Under the social model:

  • A person who cannot climb stairs is impaired by their physical condition but disabled by the building that has only stairs
  • A person who cannot read standard print is impaired by their vision but disabled by content provided only in standard print
  • A person who processes information differently is impaired by their neurological condition but disabled by environments designed for only one processing style
  • The goal is to remove social and environmental barriers

The critical insight: Disability is not an inherent quality of the person — it is a product of the interaction between the person and their environment. Change the environment, and the disability diminishes.

How the Models Shape Design

The medical model produces accessible design as accommodation: a ramp added to the back of a building, a “special” entrance, a separate “accessible” website. The person’s impairment is the problem; the accommodation is a response to that specific problem.

The social model produces universal design as standard practice: a building entrance that works for everyone, a single website that serves all users. The environment’s exclusion is the problem; inclusive design is the solution.

Ron Mace and the Centre for Universal Design explicitly adopted the social model perspective. Mace’s insistence that universal design was different from accessible design reflected his understanding that accommodation (medical model response) was inferior to inclusion (social model response). See our history of universal design and Ron Mace.

The Biopsychosocial Model

The WHO’s International Classification of Functioning, Disability and Health (ICF), adopted in 2001, attempts to integrate both models into a biopsychosocial framework. The ICF recognizes that disability arises from the interaction between health conditions (body functions and structures), activities, participation, and environmental and personal factors.

This integrated model acknowledges that both medical intervention and environmental change are legitimate responses to disability. It avoids the medical model’s tendency to ignore environmental barriers and the social model’s occasional tendency to downplay the real impact of impairment.

Criticisms and Debates

Criticisms of the medical model:

  • Reduces people to diagnoses
  • Locates all responsibility with the individual
  • Justifies segregation (“they can’t function in normal settings”)
  • Ignores the role of environmental design in creating or eliminating disability

Criticisms of the social model:

  • Can minimize the real pain and limitation of impairment (some conditions cause suffering regardless of environmental barriers)
  • May undervalue medical treatment and rehabilitation
  • Was developed primarily by people with physical disabilities and may not fully represent the experiences of people with cognitive, psychiatric, or chronic illness-related disabilities

Why It Matters for Universal Design Practice

The model a designer operates from determines the questions they ask:

Medical model questions:

  • What accommodations do disabled users need?
  • How do we add accessibility to our design?
  • What is the minimum compliance requirement?

Social model questions:

  • What barriers does our design create?
  • Who does our design exclude, and why?
  • How do we design so that no accommodation is needed?

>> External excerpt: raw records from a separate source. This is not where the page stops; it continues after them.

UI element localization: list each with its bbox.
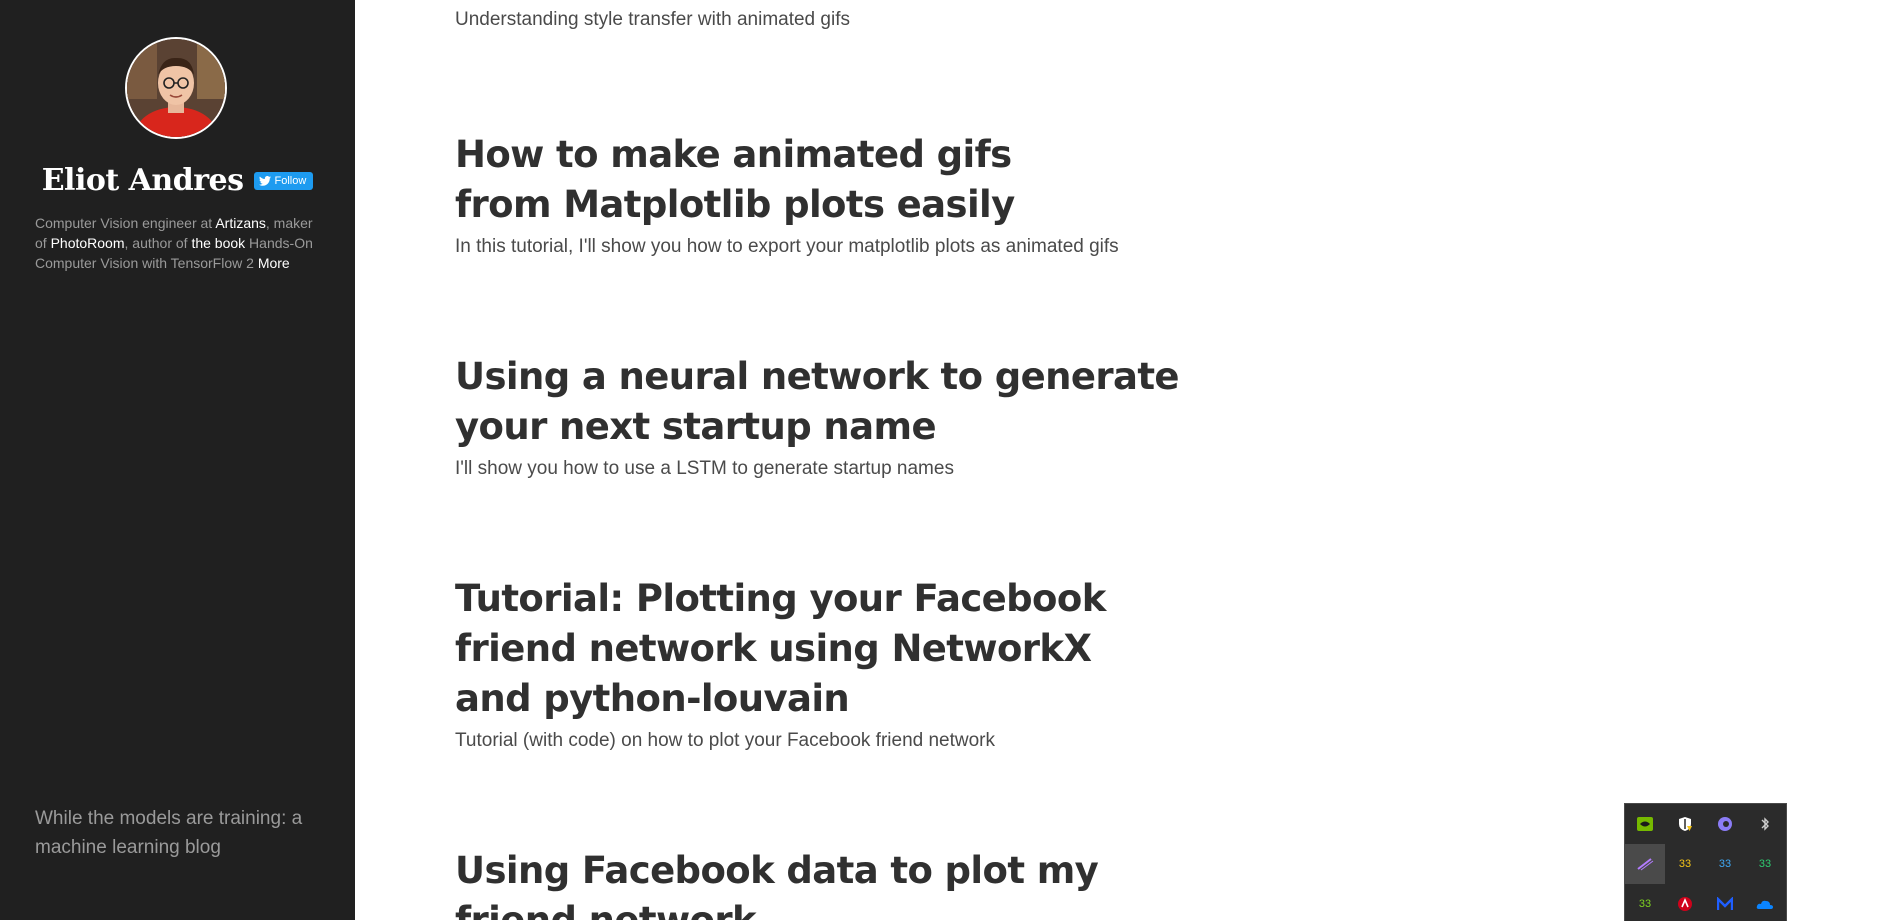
tray-icon-onedrive[interactable] bbox=[1745, 884, 1785, 924]
tray-icon-antivirus[interactable] bbox=[1665, 884, 1705, 924]
artizans-link[interactable]: Artizans bbox=[215, 215, 266, 231]
post-excerpt: Tutorial (with code) on how to plot your… bbox=[455, 730, 996, 751]
author-name[interactable]: Eliot Andres bbox=[42, 163, 244, 198]
onedrive-icon bbox=[1756, 900, 1773, 909]
post-excerpt: I'll show you how to use a LSTM to gener… bbox=[455, 458, 954, 479]
bluetooth-icon bbox=[1761, 817, 1769, 831]
temperature-icon-3: 33 bbox=[1758, 858, 1772, 870]
tray-icon-shield[interactable] bbox=[1665, 804, 1705, 844]
temperature-icon-1: 33 bbox=[1678, 858, 1692, 870]
post-excerpt: Understanding style transfer with animat… bbox=[455, 9, 850, 30]
tray-icon-bluetooth[interactable] bbox=[1745, 804, 1785, 844]
malwarebytes-icon bbox=[1717, 897, 1733, 910]
photoroom-link[interactable]: PhotoRoom bbox=[51, 235, 125, 251]
tray-temp-1[interactable]: 33 bbox=[1665, 844, 1705, 884]
bio-text: , author of bbox=[124, 235, 192, 251]
tray-icon-nvidia[interactable] bbox=[1625, 804, 1665, 844]
shield-warning-icon bbox=[1679, 817, 1692, 831]
avatar[interactable] bbox=[125, 37, 227, 139]
post-item: Using Facebook data to plot my friend ne… bbox=[455, 846, 1215, 920]
nvidia-icon bbox=[1637, 817, 1653, 831]
author-row: Eliot Andres Follow bbox=[0, 163, 355, 198]
system-tray-overflow: 33 33 33 33 bbox=[1624, 803, 1787, 921]
twitter-icon bbox=[258, 175, 271, 186]
post-excerpt: In this tutorial, I'll show you how to e… bbox=[455, 236, 1119, 257]
twitter-follow-button[interactable]: Follow bbox=[253, 171, 314, 190]
post-title[interactable]: Tutorial: Plotting your Facebook friend … bbox=[455, 574, 1155, 724]
pen-tablet-icon bbox=[1637, 858, 1654, 871]
antivirus-icon bbox=[1678, 897, 1692, 911]
blog-tagline: While the models are training: a machine… bbox=[35, 808, 303, 858]
author-bio: Computer Vision engineer at Artizans, ma… bbox=[35, 213, 325, 273]
post-title[interactable]: Using a neural network to generate your … bbox=[455, 352, 1195, 452]
tray-icon-pen[interactable] bbox=[1625, 844, 1665, 884]
browser-icon bbox=[1718, 817, 1732, 831]
tray-temp-4[interactable]: 33 bbox=[1625, 884, 1665, 924]
post-title[interactable]: How to make animated gifs from Matplotli… bbox=[455, 130, 1055, 230]
post-item: How to make animated gifs from Matplotli… bbox=[455, 130, 1215, 260]
tray-icon-browser[interactable] bbox=[1705, 804, 1745, 844]
post-title[interactable]: Using Facebook data to plot my friend ne… bbox=[455, 846, 1155, 920]
book-link[interactable]: the book bbox=[191, 235, 245, 251]
temperature-icon-2: 33 bbox=[1718, 858, 1732, 870]
post-item: Tutorial: Plotting your Facebook friend … bbox=[455, 574, 1215, 754]
post-item: Understanding style transfer with animat… bbox=[455, 0, 1215, 47]
temperature-icon-4: 33 bbox=[1638, 898, 1652, 910]
tray-temp-3[interactable]: 33 bbox=[1745, 844, 1785, 884]
tray-temp-2[interactable]: 33 bbox=[1705, 844, 1745, 884]
bio-text: Computer Vision engineer at bbox=[35, 215, 216, 231]
sidebar: Eliot Andres Follow Computer Vision engi… bbox=[0, 0, 355, 920]
more-link[interactable]: More bbox=[258, 255, 290, 271]
post-item: Using a neural network to generate your … bbox=[455, 352, 1215, 482]
follow-label: Follow bbox=[274, 174, 307, 187]
tray-icon-malwarebytes[interactable] bbox=[1705, 884, 1745, 924]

The social model questions produce more inclusive outcomes because they direct attention to the design itself rather than to the user’s impairment.

For how this philosophical distinction translates into design comparisons, see universal vs. accessible vs. inclusive design. For the broader philosophical context, see universal design philosophy.

Key Takeaways

  • The medical model locates disability in the individual’s body; the social model locates it in environmental and social barriers.
  • Universal design is fundamentally rooted in the social model: the environment is the problem, inclusive design is the solution.
  • The WHO’s biopsychosocial model (ICF) integrates both perspectives, recognizing that medical intervention and environmental change both play roles.
  • The model a designer operates from determines whether they ask “What accommodations are needed?” (medical) or “What barriers does our design create?” (social).